More Money Than God by Sebastian Mallaby
This is a review of More Money Than God: Hedge Funds and the Making of a New Elite
by Sebastian Mallaby.
I was driving in my car listening to NPR when the author Mr Mallaby came on air to discuss his book. Mr Mallaby is an interesting and exciting speaker. He makes a dry subject like finance come to life with interesting anecdotes and insider stories, making you feel as if you’re watching the history of hedge funds unfold right before your eyes.
His book More Money Than God
details the history of the hedge fund industry from around the early part of the 20th century to the current recession of 2008. His basic premise is that small, boutique hedge funds that are not too big to fail are actually good for the economy as they provide liquidity to the market and generate the long sought after ‘alpha’, a measure of investor skill as opposed to ‘beta’ a measure of how well a stock performs just by the market rising. The early hedge funds generated alpha just by the fact that they sat in front of the SEC and got each company’s quarterly report by hand rather than waiting for them to be delivered by mail. This gave them a competitive advantage of a few hours to buy or sell a company’s stock before their competitors. As the market got more efficient and other people caught on to this innovation, new hedge funds came along and started trying fancier techniques like talking to clients of a company to see how well its doing, or estimating trends or even looking at stock ‘momentum’. With the event of the computer, hedge funds like Long Term Capital Management started doing things like finding correlated stocks that may trade in multiple exchanges where it may be too expensive in one exchange and too cheap in another and exploit these inefficiencies to their advantage. He finally describes the ultimate hedge fund of them all, Renaissance Technologies, that were founded by code breakers and statistical machine translation folks who use their advanced computer skills to analyze the stock market to generate ‘alpha’, in order to get uncorrelated returns from the market.
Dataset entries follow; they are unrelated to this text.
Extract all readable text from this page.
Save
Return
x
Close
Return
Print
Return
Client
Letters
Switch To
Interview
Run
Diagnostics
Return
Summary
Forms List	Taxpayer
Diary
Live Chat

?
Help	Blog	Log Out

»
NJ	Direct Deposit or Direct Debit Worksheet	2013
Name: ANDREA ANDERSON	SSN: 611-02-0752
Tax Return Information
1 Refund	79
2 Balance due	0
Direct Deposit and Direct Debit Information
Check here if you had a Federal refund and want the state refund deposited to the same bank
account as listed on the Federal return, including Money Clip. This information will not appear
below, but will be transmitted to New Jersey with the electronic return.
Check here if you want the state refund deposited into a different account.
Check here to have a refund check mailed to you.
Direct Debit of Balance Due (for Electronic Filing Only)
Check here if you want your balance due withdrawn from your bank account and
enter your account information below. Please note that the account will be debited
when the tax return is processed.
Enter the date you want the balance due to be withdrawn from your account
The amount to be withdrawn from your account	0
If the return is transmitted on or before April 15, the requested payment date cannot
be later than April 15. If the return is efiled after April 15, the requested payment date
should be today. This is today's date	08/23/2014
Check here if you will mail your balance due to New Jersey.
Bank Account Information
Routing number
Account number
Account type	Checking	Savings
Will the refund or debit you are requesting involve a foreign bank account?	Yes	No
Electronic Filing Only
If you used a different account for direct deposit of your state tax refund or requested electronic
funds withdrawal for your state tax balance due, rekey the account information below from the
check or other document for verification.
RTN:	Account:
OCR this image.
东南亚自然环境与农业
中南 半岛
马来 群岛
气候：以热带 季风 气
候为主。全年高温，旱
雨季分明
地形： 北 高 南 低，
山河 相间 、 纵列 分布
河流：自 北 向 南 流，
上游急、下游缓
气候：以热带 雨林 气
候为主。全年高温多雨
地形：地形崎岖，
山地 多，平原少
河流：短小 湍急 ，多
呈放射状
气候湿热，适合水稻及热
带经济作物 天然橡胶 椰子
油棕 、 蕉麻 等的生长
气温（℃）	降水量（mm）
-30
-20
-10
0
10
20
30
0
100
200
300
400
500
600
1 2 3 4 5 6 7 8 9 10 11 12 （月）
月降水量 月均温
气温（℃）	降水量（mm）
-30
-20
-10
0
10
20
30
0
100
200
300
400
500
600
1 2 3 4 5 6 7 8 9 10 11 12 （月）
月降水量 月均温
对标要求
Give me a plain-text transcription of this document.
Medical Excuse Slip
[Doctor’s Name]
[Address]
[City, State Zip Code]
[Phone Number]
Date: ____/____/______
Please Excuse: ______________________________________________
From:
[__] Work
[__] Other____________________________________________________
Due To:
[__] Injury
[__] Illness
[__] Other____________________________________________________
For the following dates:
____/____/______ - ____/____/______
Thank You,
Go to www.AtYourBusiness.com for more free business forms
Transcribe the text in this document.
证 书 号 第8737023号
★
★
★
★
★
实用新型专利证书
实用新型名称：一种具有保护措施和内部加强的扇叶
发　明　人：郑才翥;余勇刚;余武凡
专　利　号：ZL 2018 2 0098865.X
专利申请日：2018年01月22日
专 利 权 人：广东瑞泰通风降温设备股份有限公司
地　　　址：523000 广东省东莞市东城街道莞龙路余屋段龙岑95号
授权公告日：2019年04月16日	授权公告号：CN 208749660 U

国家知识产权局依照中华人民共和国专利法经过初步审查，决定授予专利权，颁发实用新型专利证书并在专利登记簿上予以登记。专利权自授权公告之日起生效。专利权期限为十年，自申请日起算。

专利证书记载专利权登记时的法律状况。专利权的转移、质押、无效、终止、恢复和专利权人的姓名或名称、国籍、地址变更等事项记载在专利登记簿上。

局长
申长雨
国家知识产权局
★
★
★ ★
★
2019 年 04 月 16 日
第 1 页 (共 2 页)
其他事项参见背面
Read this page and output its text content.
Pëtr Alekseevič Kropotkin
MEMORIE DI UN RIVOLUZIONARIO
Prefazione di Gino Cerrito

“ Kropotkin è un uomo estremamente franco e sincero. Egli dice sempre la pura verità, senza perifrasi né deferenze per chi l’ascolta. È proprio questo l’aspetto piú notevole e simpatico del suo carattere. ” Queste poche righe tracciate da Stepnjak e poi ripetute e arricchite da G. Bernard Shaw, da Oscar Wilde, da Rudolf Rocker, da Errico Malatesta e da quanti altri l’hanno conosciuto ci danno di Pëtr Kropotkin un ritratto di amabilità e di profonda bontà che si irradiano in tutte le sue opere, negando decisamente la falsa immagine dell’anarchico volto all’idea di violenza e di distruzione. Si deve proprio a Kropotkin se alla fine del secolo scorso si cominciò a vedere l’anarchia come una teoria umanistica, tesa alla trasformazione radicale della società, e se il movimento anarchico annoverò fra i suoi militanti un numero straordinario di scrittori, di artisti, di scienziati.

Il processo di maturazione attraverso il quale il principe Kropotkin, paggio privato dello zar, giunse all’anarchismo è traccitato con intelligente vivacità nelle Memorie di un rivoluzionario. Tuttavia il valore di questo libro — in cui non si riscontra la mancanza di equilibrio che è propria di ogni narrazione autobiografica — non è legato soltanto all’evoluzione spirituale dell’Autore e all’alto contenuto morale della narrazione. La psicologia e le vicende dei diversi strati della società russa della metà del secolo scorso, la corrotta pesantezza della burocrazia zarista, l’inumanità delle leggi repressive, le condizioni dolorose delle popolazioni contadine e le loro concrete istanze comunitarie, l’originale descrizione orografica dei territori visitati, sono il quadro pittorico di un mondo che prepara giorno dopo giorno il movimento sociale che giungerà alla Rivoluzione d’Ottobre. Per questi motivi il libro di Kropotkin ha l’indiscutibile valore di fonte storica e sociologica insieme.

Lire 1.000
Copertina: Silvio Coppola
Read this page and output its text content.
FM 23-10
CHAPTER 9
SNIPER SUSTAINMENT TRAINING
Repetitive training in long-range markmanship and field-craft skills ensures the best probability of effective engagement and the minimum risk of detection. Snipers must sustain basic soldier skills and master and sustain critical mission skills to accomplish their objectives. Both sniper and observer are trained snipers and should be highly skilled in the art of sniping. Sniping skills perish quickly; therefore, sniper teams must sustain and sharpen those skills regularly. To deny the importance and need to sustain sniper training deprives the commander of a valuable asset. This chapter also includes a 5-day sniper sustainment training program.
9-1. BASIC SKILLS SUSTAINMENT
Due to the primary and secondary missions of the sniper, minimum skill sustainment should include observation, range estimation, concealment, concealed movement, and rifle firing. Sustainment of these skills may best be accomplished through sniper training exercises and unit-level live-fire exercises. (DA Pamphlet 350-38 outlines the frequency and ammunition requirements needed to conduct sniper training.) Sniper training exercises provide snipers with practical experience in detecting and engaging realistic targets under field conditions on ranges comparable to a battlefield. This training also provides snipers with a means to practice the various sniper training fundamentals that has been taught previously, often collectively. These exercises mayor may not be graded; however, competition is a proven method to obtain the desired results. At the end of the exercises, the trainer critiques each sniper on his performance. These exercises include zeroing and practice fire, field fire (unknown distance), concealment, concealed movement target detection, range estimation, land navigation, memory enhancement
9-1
Mr Mallaby also shows the horrific consequences of hedge funds that got too big like LTCM that had overleveraged themselves and when it came time to liquidate, telegraphed their intent and became the victims of other traders who traded against their position. He also described how George Sorro’s Quantum Fund broke the currency pegs in the UK and during the Asian Financial crisis by borrowing more money than a large nations (like the UK’s) foreign reserve.
Although dry at times, it provides an interesting casual look into the world of hedge funds that is well research and an entertaining read. Recommended for people who are interested in finance that may not be in the field and are interested in knowing the backstory of what goes on.